(D-Problems discussed on Friday, 28-Oct-2016)
(NO Q-Problems)
Discussion Problems: -- Prepare (individually)
for tutorial discussion.
T11-D1: (MAR) (Modified from Practice Prob 1 & 2 of Ch-5.2.1 of [SG].)
(First read Section 5.2.1 Memory and Cache (pp. 192-198) of [SG3].)
Assume that our memory unit is organized as a 2,048 x 4,096 two dimensional
array.
(a) How big does the MAR register have to be?
(b) How many bits of the MAR is used for row decoder and column decoder?
T11-D2: (Modified from 2008 Quiz 2)
(a) If the MAR register contains the binary number [0011 1010 1011 0101 1101 1010],
what is the size of the memory unit (how many memory locations)?
(Note: The blanks are not part of the binary number, but are only there for easier readability.)
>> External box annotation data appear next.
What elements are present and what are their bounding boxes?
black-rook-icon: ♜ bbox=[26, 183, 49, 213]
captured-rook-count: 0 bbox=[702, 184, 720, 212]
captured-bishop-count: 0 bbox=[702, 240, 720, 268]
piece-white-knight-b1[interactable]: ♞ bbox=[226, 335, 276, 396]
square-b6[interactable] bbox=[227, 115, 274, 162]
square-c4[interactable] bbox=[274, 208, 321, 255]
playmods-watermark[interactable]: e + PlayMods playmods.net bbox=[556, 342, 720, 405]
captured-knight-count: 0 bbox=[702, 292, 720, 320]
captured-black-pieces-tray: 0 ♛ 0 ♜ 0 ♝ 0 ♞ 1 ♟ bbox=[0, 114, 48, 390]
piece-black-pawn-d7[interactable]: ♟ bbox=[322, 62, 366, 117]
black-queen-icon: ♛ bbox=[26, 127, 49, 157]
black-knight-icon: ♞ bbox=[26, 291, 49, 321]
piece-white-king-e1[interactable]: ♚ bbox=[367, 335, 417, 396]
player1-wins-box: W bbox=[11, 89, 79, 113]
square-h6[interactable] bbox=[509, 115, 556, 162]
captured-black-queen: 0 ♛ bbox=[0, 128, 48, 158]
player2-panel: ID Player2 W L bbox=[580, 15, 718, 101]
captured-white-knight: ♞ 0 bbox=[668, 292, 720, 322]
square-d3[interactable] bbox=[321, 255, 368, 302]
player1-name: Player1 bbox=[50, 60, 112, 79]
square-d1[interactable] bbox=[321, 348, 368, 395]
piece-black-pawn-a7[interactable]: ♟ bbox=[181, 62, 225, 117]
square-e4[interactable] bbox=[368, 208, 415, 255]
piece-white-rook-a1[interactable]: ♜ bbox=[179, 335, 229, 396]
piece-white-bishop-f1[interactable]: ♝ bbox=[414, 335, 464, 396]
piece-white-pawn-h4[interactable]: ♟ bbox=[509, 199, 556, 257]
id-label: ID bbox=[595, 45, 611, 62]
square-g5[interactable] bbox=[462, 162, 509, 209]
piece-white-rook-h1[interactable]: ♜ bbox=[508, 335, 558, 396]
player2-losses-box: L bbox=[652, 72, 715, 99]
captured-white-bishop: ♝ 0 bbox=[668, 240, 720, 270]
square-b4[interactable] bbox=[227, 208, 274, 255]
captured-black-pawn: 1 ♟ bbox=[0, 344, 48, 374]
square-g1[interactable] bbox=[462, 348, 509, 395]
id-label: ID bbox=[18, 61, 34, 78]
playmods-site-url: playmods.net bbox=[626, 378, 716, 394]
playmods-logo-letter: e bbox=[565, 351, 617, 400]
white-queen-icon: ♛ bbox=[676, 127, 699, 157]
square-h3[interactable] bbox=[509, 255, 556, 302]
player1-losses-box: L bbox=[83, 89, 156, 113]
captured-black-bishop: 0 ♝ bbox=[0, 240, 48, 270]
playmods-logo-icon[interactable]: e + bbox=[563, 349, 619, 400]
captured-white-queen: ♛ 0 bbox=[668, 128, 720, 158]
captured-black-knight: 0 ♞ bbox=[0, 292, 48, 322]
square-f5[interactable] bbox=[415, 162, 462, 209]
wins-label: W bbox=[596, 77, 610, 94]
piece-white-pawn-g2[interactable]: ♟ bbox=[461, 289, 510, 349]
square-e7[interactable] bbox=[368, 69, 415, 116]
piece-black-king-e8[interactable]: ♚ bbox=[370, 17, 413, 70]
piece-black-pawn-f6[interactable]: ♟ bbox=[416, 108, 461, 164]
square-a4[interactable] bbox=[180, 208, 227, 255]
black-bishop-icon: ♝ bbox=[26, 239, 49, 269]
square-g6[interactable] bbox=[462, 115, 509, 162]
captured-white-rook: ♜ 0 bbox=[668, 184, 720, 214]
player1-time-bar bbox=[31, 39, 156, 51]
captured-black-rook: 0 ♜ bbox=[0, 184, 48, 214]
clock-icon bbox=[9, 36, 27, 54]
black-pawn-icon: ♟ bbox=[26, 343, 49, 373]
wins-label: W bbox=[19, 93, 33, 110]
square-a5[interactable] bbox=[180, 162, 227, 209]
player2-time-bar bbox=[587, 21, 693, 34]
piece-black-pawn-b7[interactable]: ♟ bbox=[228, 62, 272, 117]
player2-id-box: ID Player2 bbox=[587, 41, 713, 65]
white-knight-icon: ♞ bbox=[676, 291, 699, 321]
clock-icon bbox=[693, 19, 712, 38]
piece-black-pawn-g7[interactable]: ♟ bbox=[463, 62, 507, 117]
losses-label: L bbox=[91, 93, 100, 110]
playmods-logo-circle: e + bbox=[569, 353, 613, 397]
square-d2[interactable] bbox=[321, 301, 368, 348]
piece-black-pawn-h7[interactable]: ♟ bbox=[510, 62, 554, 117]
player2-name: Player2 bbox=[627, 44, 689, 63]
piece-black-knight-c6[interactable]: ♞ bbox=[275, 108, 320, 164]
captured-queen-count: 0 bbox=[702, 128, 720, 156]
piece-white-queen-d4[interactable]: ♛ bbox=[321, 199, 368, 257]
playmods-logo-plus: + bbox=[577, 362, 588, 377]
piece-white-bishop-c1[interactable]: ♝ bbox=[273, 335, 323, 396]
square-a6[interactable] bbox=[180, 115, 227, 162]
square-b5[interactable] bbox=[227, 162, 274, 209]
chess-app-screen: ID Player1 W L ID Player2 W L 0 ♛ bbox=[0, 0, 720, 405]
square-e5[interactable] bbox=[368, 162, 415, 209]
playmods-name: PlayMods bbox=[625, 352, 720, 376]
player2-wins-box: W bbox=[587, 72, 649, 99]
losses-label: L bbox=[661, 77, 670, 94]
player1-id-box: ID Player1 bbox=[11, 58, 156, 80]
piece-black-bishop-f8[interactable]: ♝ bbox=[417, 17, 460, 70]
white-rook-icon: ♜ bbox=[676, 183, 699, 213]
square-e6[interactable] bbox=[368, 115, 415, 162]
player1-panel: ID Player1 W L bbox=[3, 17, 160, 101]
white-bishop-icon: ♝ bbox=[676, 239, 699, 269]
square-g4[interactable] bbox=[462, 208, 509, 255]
(b) If the memory is organized in a two-dimensional square,
what would its dimensions be? And how many bits for the row selector, column selector?
T11-D3: (Problem 1: Finding the Strongest Team)
Imagine that Prof. Leong wishes to select a team consisting of half
his UIT2201 class of n students, (for this semester, n=31)
to take part in an
underwater synchronized basket weaving competition in UTown.
Suppose that the underwater basket weaving "score" of the kth person
in the class can be indicated by a non-negative number S[k] and that
these scores have been stored in an array S[1..n].
Give an algorithm to help Prof. Leong select a
strongest team (team with maximum total score).
T11-D4: (Problem 2: Splitting into Two Equally Strong Teams)
Due to unexpected circumstances (secret, not to be revealed here),
the competition was cancelled.
Undaunted by this prospect, Prof. Leong decided to run his own competition using
the nice NUS Alumni Guild House swimming pool instead.
He decided to choose two teams from his own UIT2201 class.
To make the competition fair, he abandoned the strongest team idea
and instead decided to break his UIT2201 class
into two teams that are equally strong** to compete against each other.
Give an algorithm to help Prof. Leong select the two teams
(each team can have any number of students) that are most equally matched.
(** Note: If strictly equally strong teams cannot be achieved,
then at least, as equal as possible.)